Grand disque convalescent.

http://www.myspace.com/bottomlesspitchicago
http://www.bottomlesspit.us/

Le groupe jouera à Paris le 7 juin prochain, avec Shellac, dans le cadre du Vilette sonique Festival. Raaaahhh, cri de joie etouffé.

10 commentaires

Bel article, Syd, et c’est une bonne chose qui vous n’ayez pas cédé à l’appel du titre-à-la-Libé de la semaine - un p’tit tour et Puit Sans Fond. Vous le gardiez pour la chronique du concert de juin?
Bottomless Pit vient d’annuler son tour du Texas avec les Mountain Goats - on sort ses mouchoirs du côté des derricks. Ils ont une date de prévu je ne sais plus trop où dans leur pays, et ce concert parisien. Il n’est pas prévu qu’on ait leur visite là où on est - trop excentrés. Bref, Paris me manque. Démerdez-vous pour les interviewer.

Commentaire par requis, le Lundi 26 mai 2008 à 7:55

Oui nous serons sur le coup. Et pas de jeu de mots avec les Bottomless pit, Gonzai est une maison qui sait se tenir. Bon dieu, ce groupe intéresse quelqu’un d’autre sur terre, bigre…

Commentaire par Syd Charlus, le Lundi 26 mai 2008 à 9:50

Ca c’est clair que j’aurai pas parié ma collection de chemises à fleurs la dessus.

Commentaire par Bester Langs, le Lundi 26 mai 2008 à 19:47

Eh oui Bester : on est jamais seul quand on a un vice.

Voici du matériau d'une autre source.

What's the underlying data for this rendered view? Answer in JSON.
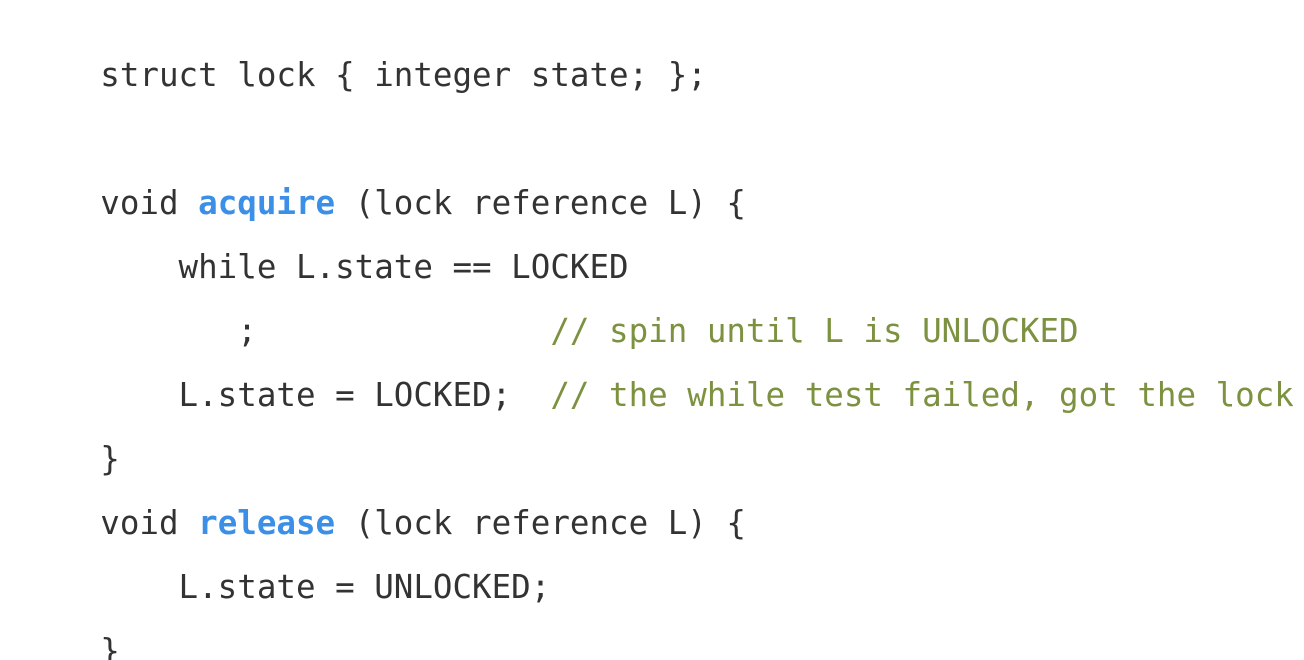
{
  "code": {
    "colors": {
      "text": "#333333",
      "function_name": "#3b8fe6",
      "comment": "#7c9240",
      "background": "#ffffff"
    },
    "lines": [
      {
        "text": "struct lock { integer state; };"
      },
      {
        "text": ""
      },
      {
        "prefix": "void ",
        "function": "acquire",
        "suffix": " (lock reference L) {"
      },
      {
        "text": "    while L.state == LOCKED"
      },
      {
        "text": "       ;               ",
        "comment": "// spin until L is UNLOCKED"
      },
      {
        "text": "    L.state = LOCKED;  ",
        "comment": "// the while test failed, got the lock"
      },
      {
        "text": "}"
      },
      {
        "prefix": "void ",
        "function": "release",
        "suffix": " (lock reference L) {"
      },
      {
        "text": "    L.state = UNLOCKED;"
      },
      {
        "text": "}"
      }
    ]
  }
}
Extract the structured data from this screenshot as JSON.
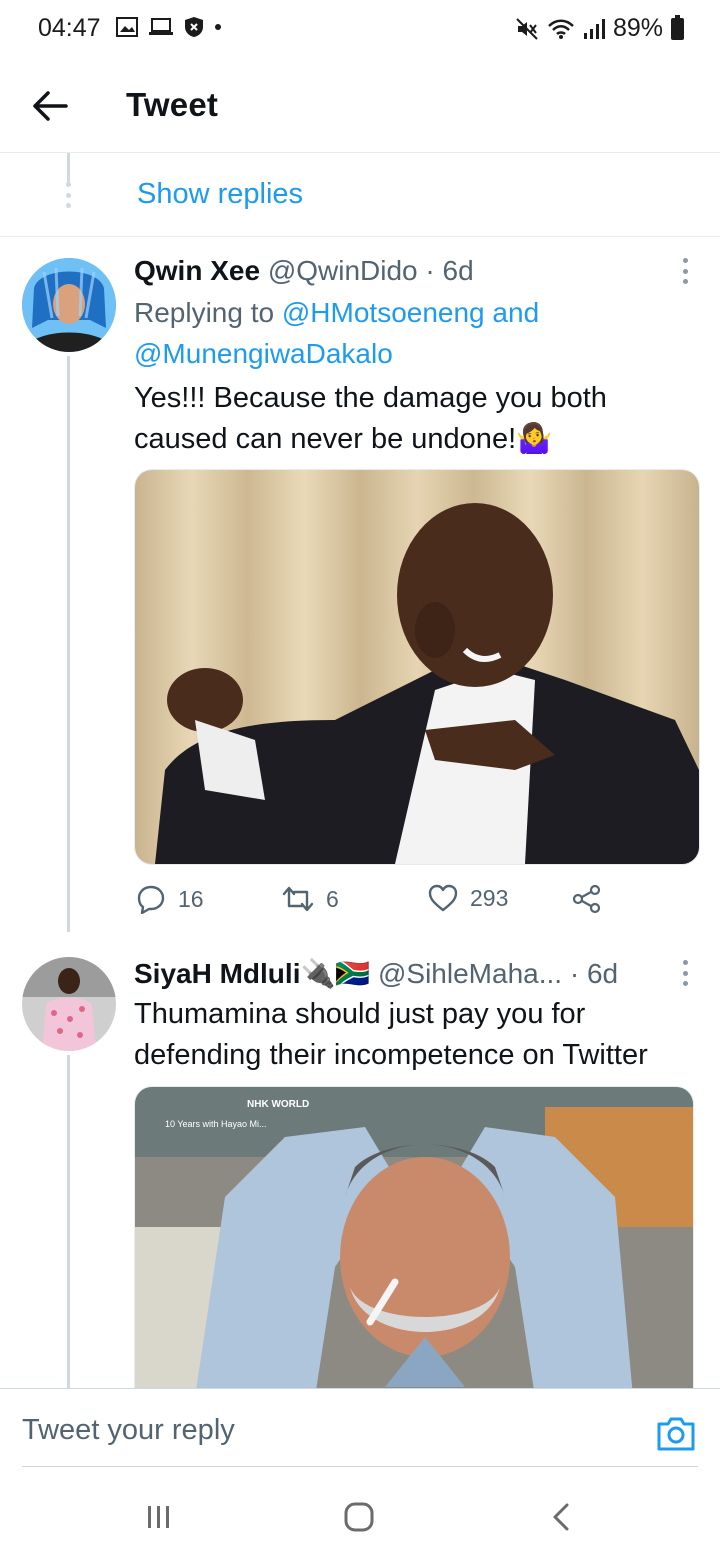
{
  "status_bar": {
    "time": "04:47",
    "battery": "89%"
  },
  "header": {
    "title": "Tweet"
  },
  "show_replies": "Show replies",
  "tweets": [
    {
      "name": "Qwin Xee",
      "handle": "@QwinDido",
      "time": "· 6d",
      "replying_prefix": "Replying to ",
      "mention1": "@HMotsoeneng",
      "conjunction": " and",
      "mention2": "@MunengiwaDakalo",
      "text": "Yes!!! Because the damage you both caused can never be undone!",
      "emoji": "🤷‍♀️",
      "replies": "16",
      "retweets": "6",
      "likes": "293"
    },
    {
      "name": "SiyaH Mdluli",
      "name_emoji": "🔌🇿🇦",
      "handle": "@SihleMaha...",
      "time": "· 6d",
      "text": "Thumamina should just pay you for defending their incompetence on Twitter",
      "media_caption": "NHK WORLD",
      "media_subcaption": "10 Years with Hayao Mi..."
    }
  ],
  "reply_bar": {
    "placeholder": "Tweet your reply"
  }
}
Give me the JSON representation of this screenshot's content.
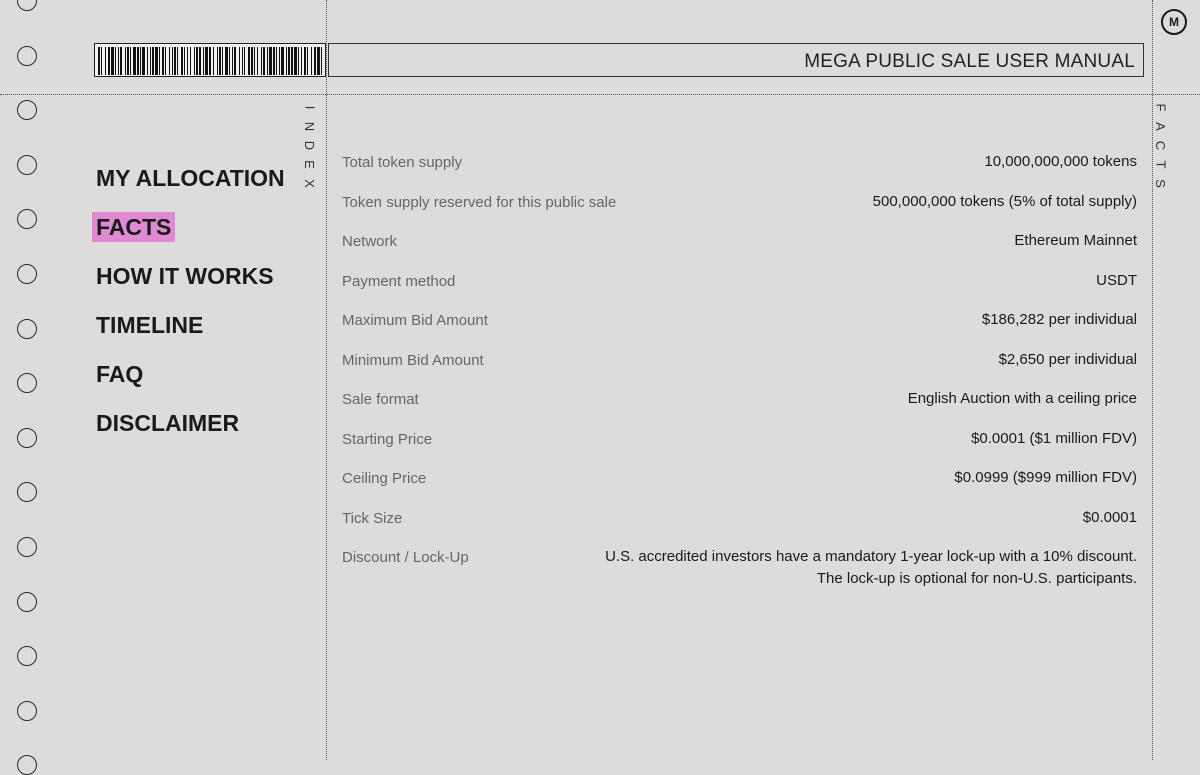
{
  "header": {
    "title": "MEGA PUBLIC SALE USER MANUAL"
  },
  "logo": {
    "icon": "m-logo-icon",
    "text": "M"
  },
  "index_label": [
    "I",
    "N",
    "D",
    "E",
    "X"
  ],
  "facts_label": [
    "F",
    "A",
    "C",
    "T",
    "S"
  ],
  "nav": {
    "items": [
      {
        "label": "MY ALLOCATION",
        "active": false
      },
      {
        "label": "FACTS",
        "active": true
      },
      {
        "label": "HOW IT WORKS",
        "active": false
      },
      {
        "label": "TIMELINE",
        "active": false
      },
      {
        "label": "FAQ",
        "active": false
      },
      {
        "label": "DISCLAIMER",
        "active": false
      }
    ]
  },
  "facts": [
    {
      "label": "Total token supply",
      "value": [
        "10,000,000,000 tokens"
      ]
    },
    {
      "label": "Token supply reserved for this public sale",
      "value": [
        "500,000,000 tokens (5% of total supply)"
      ]
    },
    {
      "label": "Network",
      "value": [
        "Ethereum Mainnet"
      ]
    },
    {
      "label": "Payment method",
      "value": [
        "USDT"
      ]
    },
    {
      "label": "Maximum Bid Amount",
      "value": [
        "$186,282 per individual"
      ]
    },
    {
      "label": "Minimum Bid Amount",
      "value": [
        "$2,650 per individual"
      ]
    },
    {
      "label": "Sale format",
      "value": [
        "English Auction with a ceiling price"
      ]
    },
    {
      "label": "Starting Price",
      "value": [
        "$0.0001 ($1 million FDV)"
      ]
    },
    {
      "label": "Ceiling Price",
      "value": [
        "$0.0999 ($999 million FDV)"
      ]
    },
    {
      "label": "Tick Size",
      "value": [
        "$0.0001"
      ]
    },
    {
      "label": "Discount / Lock-Up",
      "value": [
        "U.S. accredited investors have a mandatory 1-year lock-up with a 10% discount.",
        "The lock-up is optional for non-U.S. participants."
      ]
    }
  ],
  "colors": {
    "background": "#dedbdb",
    "highlight": "#e08ad4",
    "text": "#1a1a1a",
    "muted": "#666666"
  }
}
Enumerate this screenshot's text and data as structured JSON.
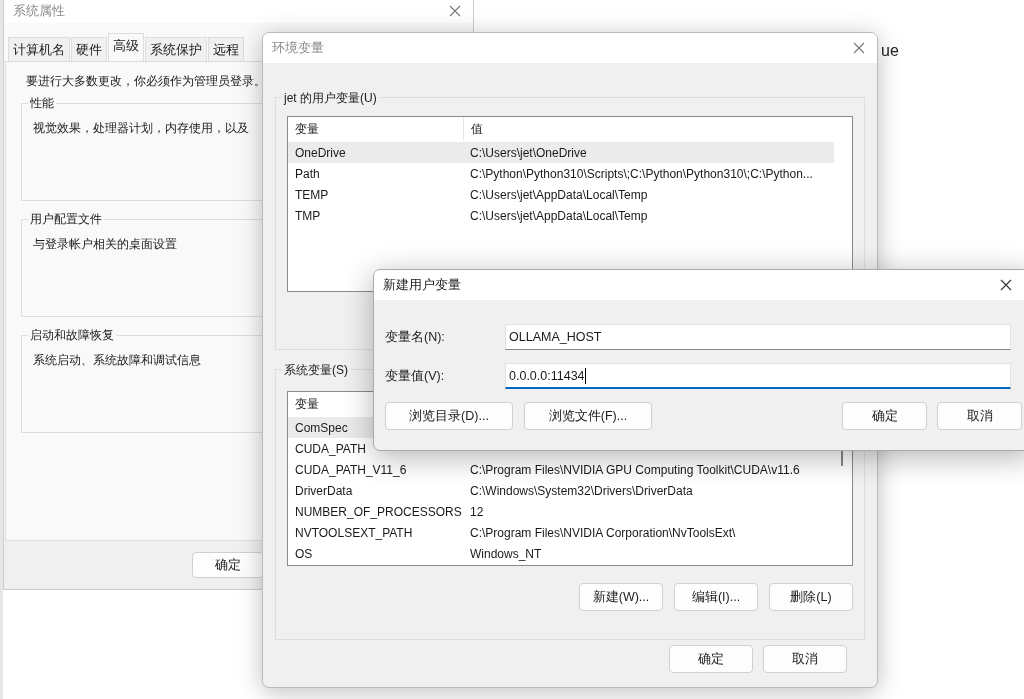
{
  "desktop_text": "ue",
  "system_properties": {
    "title": "系统属性",
    "tabs": [
      {
        "label": "计算机名",
        "selected": false
      },
      {
        "label": "硬件",
        "selected": false
      },
      {
        "label": "高级",
        "selected": true
      },
      {
        "label": "系统保护",
        "selected": false
      },
      {
        "label": "远程",
        "selected": false
      }
    ],
    "notice": "要进行大多数更改，你必须作为管理员登录。",
    "groups": [
      {
        "title": "性能",
        "description": "视觉效果，处理器计划，内存使用，以及"
      },
      {
        "title": "用户配置文件",
        "description": "与登录帐户相关的桌面设置"
      },
      {
        "title": "启动和故障恢复",
        "description": "系统启动、系统故障和调试信息"
      }
    ],
    "buttons": [
      "确定"
    ]
  },
  "environment_variables": {
    "title": "环境变量",
    "user_variables": {
      "title": "jet 的用户变量(U)",
      "columns": [
        "变量",
        "值"
      ],
      "rows": [
        {
          "name": "OneDrive",
          "value": "C:\\Users\\jet\\OneDrive",
          "selected": true
        },
        {
          "name": "Path",
          "value": "C:\\Python\\Python310\\Scripts\\;C:\\Python\\Python310\\;C:\\Python...",
          "selected": false
        },
        {
          "name": "TEMP",
          "value": "C:\\Users\\jet\\AppData\\Local\\Temp",
          "selected": false
        },
        {
          "name": "TMP",
          "value": "C:\\Users\\jet\\AppData\\Local\\Temp",
          "selected": false
        }
      ]
    },
    "system_variables": {
      "title": "系统变量(S)",
      "columns": [
        "变量"
      ],
      "rows": [
        {
          "name": "ComSpec",
          "selected": true
        },
        {
          "name": "CUDA_PATH",
          "selected": false
        },
        {
          "name": "CUDA_PATH_V11_6",
          "value": "C:\\Program Files\\NVIDIA GPU Computing Toolkit\\CUDA\\v11.6",
          "selected": false
        },
        {
          "name": "DriverData",
          "value": "C:\\Windows\\System32\\Drivers\\DriverData",
          "selected": false
        },
        {
          "name": "NUMBER_OF_PROCESSORS",
          "value": "12",
          "selected": false
        },
        {
          "name": "NVTOOLSEXT_PATH",
          "value": "C:\\Program Files\\NVIDIA Corporation\\NvToolsExt\\",
          "selected": false
        },
        {
          "name": "OS",
          "value": "Windows_NT",
          "selected": false
        }
      ]
    },
    "list_buttons": [
      "新建(W)...",
      "编辑(I)...",
      "删除(L)"
    ],
    "buttons": [
      "确定",
      "取消"
    ]
  },
  "new_user_variable": {
    "title": "新建用户变量",
    "fields": [
      {
        "label": "变量名(N):",
        "value": "OLLAMA_HOST",
        "focused": false
      },
      {
        "label": "变量值(V):",
        "value": "0.0.0.0:11434",
        "focused": true
      }
    ],
    "browse_buttons": [
      "浏览目录(D)...",
      "浏览文件(F)..."
    ],
    "buttons": [
      "确定",
      "取消"
    ]
  }
}
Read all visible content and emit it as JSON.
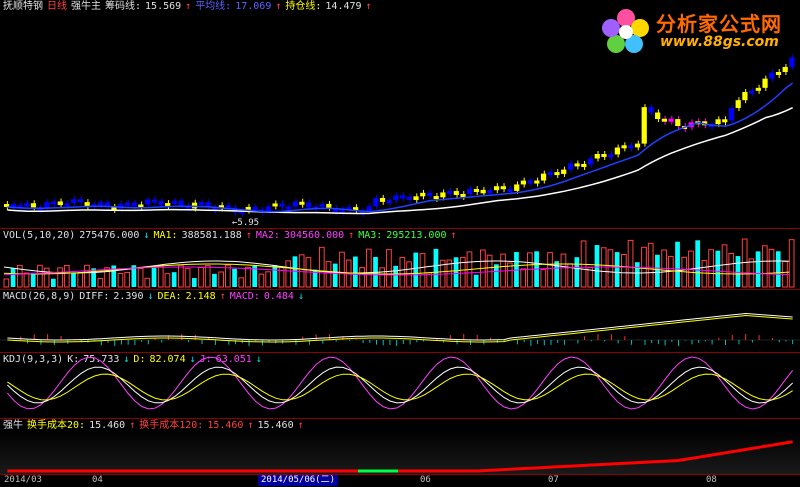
{
  "main_header": {
    "stock_name": "抚顺特钢",
    "period": "日线",
    "indicator": "强牛主",
    "chip_label": "筹码线:",
    "chip_value": "15.569",
    "avg_label": "平均线:",
    "avg_value": "17.069",
    "hold_label": "持仓线:",
    "hold_value": "14.479",
    "price_note": "←5.95"
  },
  "watermark": {
    "title": "分析家公式网",
    "url": "www.88gs.com"
  },
  "vol_header": {
    "label": "VOL(5,10,20)",
    "value": "275476.000",
    "ma1_label": "MA1:",
    "ma1": "388581.188",
    "ma2_label": "MA2:",
    "ma2": "304560.000",
    "ma3_label": "MA3:",
    "ma3": "295213.000"
  },
  "macd_header": {
    "label": "MACD(26,8,9)",
    "diff_label": "DIFF:",
    "diff": "2.390",
    "dea_label": "DEA:",
    "dea": "2.148",
    "macd_label": "MACD:",
    "macd": "0.484"
  },
  "kdj_header": {
    "label": "KDJ(9,3,3)",
    "k_label": "K:",
    "k": "75.733",
    "d_label": "D:",
    "d": "82.074",
    "j_label": "J:",
    "j": "63.051"
  },
  "bull_header": {
    "label": "强牛",
    "cost20_label": "换手成本20:",
    "cost20": "15.460",
    "cost120_label": "换手成本120:",
    "cost120": "15.460",
    "extra": "15.460"
  },
  "timebar": {
    "labels": [
      "2014/03",
      "04",
      "2014/05/06(二)",
      "06",
      "07",
      "08"
    ]
  },
  "colors": {
    "up": "#ffff00",
    "down": "#0000ff",
    "special": "#ff00ff",
    "vol_up": "#ff4040",
    "vol_down": "#00ffff"
  },
  "chart_data": {
    "type": "candlestick",
    "candles_count": 118,
    "note_low": "5.95"
  }
}
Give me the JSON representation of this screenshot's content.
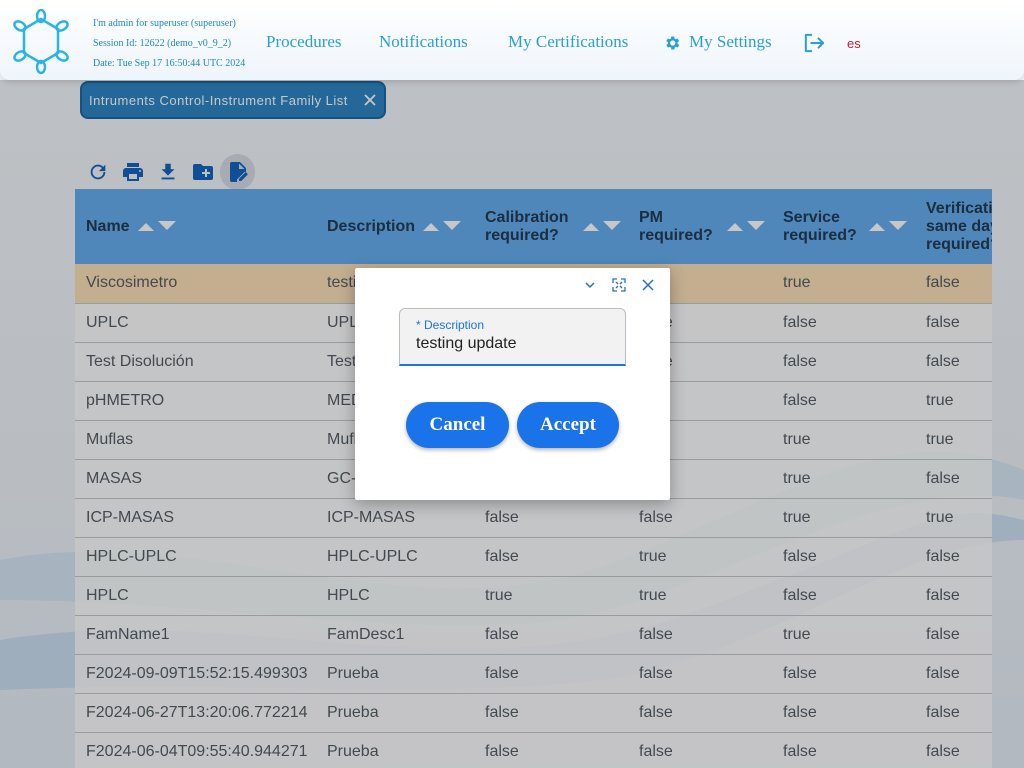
{
  "header": {
    "session_user": "I'm admin for superuser (superuser)",
    "session_id": "Session Id: 12622 (demo_v0_9_2)",
    "session_date": "Date: Tue Sep 17 16:50:44 UTC 2024",
    "nav": {
      "procedures": "Procedures",
      "notifications": "Notifications",
      "certifications": "My Certifications",
      "settings": "My Settings"
    },
    "language": "es"
  },
  "tab": {
    "label": "Intruments Control-Instrument Family List"
  },
  "toolbar": {
    "icons": [
      "refresh-icon",
      "print-icon",
      "download-icon",
      "new-folder-icon",
      "edit-icon"
    ]
  },
  "table": {
    "columns": [
      {
        "label": "Name"
      },
      {
        "label": "Description"
      },
      {
        "label": "Calibration required?"
      },
      {
        "label": "PM required?"
      },
      {
        "label": "Service required?"
      },
      {
        "label": "Verification same day required?"
      }
    ],
    "rows": [
      [
        "Viscosimetro",
        "testing update",
        "",
        "",
        "true",
        "false"
      ],
      [
        "UPLC",
        "UPLC",
        "",
        "false",
        "false",
        "false"
      ],
      [
        "Test Disolución",
        "Test Disolución",
        "",
        "false",
        "false",
        "false"
      ],
      [
        "pHMETRO",
        "MEDIDOR pH",
        "",
        "",
        "false",
        "true"
      ],
      [
        "Muflas",
        "Muflas",
        "",
        "",
        "true",
        "true"
      ],
      [
        "MASAS",
        "GC-MASAS",
        "",
        "",
        "true",
        "false"
      ],
      [
        "ICP-MASAS",
        "ICP-MASAS",
        "false",
        "false",
        "true",
        "true"
      ],
      [
        "HPLC-UPLC",
        "HPLC-UPLC",
        "false",
        "true",
        "false",
        "false"
      ],
      [
        "HPLC",
        "HPLC",
        "true",
        "true",
        "false",
        "false"
      ],
      [
        "FamName1",
        "FamDesc1",
        "false",
        "false",
        "true",
        "false"
      ],
      [
        "F2024-09-09T15:52:15.499303",
        "Prueba",
        "false",
        "false",
        "false",
        "false"
      ],
      [
        "F2024-06-27T13:20:06.772214",
        "Prueba",
        "false",
        "false",
        "false",
        "false"
      ],
      [
        "F2024-06-04T09:55:40.944271",
        "Prueba",
        "false",
        "false",
        "false",
        "false"
      ]
    ]
  },
  "dialog": {
    "field_label": "* Description",
    "field_value": "testing update",
    "cancel": "Cancel",
    "accept": "Accept"
  },
  "colors": {
    "accent": "#1a73e8",
    "header_link": "#2a9fd6",
    "table_header": "#66aef0",
    "selected_row": "#fbdfb9",
    "tab_chip": "#2f86c4"
  }
}
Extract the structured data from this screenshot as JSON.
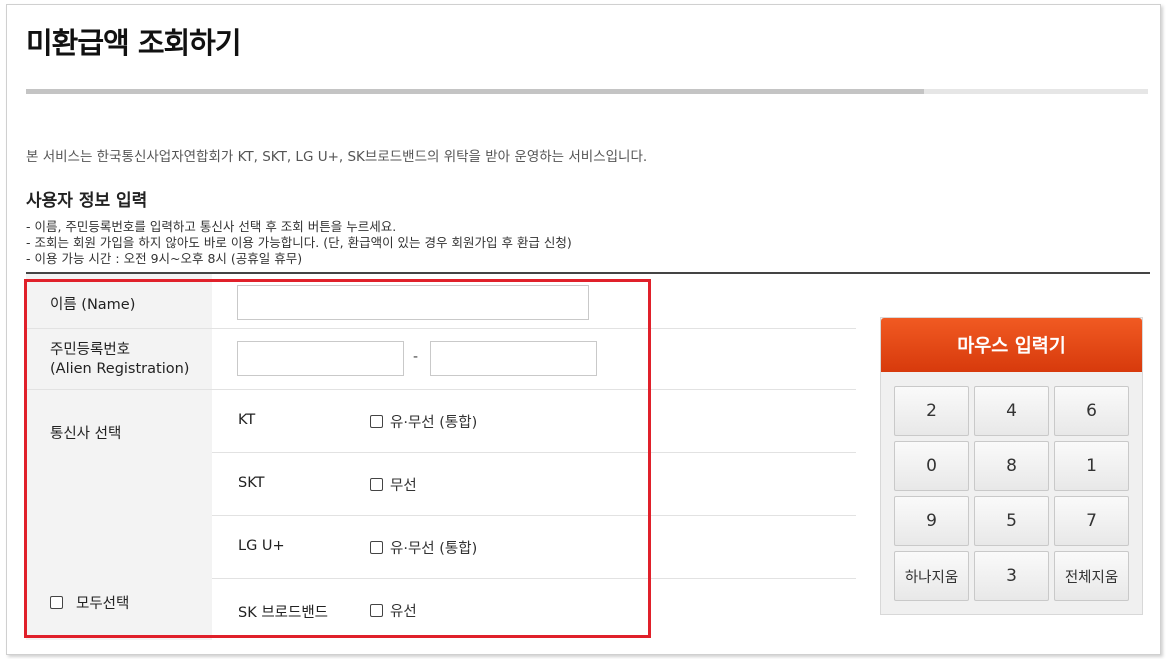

Commentaire par Syd Charlus, le Lundi 26 mai 2008 à 22:43

Hey Requis : vous l’avez écouté ce Bottomless pit ?

Commentaire par Syd Charlus, le Lundi 26 mai 2008 à 9:28

J’ai ecouté Dead Man Blues sur leur site, pas vraiment convaincu mais intrigué. Et puis, je me suis dit que les chances pour que je le trouve dans les bacs du Geant Casino étant tout de même faibles, j’ai sorti ma carte bleue. Echec.
> et vous, qui, comme St-Louis, rendez la justice à l’ombre du chenil, pesant dans votre balance, la boite de Pal contre les crimes des hommes, est-ce que vous vous êtes risqué à ecouter ce disque? Je serais curieux de savoir ce qu’a à en dire quelau’un qui a raté les épisodes précédents…

Commentaire par requis, le Lundi 26 mai 2008 à 15:59

Merci pour la découverte de ce groupe de Karaté rock. Fort précis, Shellac avec une couche de lacque en plus. Fort et très intelligent. Leave the light on, ils disent: on n’est pas couché.

Commentaire par R Baron, le Lundi 26 mai 2008 à 22:15

Totalement d’accord Baron : précis et incroyablement intelligent. Du Shellac linéaire. Vous savez qu’ils passent à la Villette le 7 juin ? (Je ne touche pas de royalties, promis).

Commentaire par Syd Charlus, le Lundi 26 mai 2008 à 22:38

Oui, et j’avais adoré Shellac au Ba Ta Clan l’année passée. Mais les manquerais les deux. Dans la voix de Bottomless Pit, on trouve un quelquechose des (défunts?) Lotion. J’ai déchargé illico l’alboum et même la combinaison habituellement fatale mp3 + métro n’a pas atteint la bête! Pour moi, ces types reprennent le flambeau où l’avait laissé les Grifters (si vous ne les connaissez pas, Full Blown Possession est, pour moi, un des meilleurs albums de tout… de ma discographie) Jeff Buckley était fan.

Commentaire par R Baron, le Lundi 26 mai 2008 à 21:31

Oui au bataclan, Shellac avait tout explosé. Grand concert. SI vous tapez shellac sur le moteur Gonzai vous tomberez sur une interview de Steve Albini et Bob Weston que nous avions réalisé avant ce concert. Grifters ? Connais pas mais me précipite pour en savoir plus.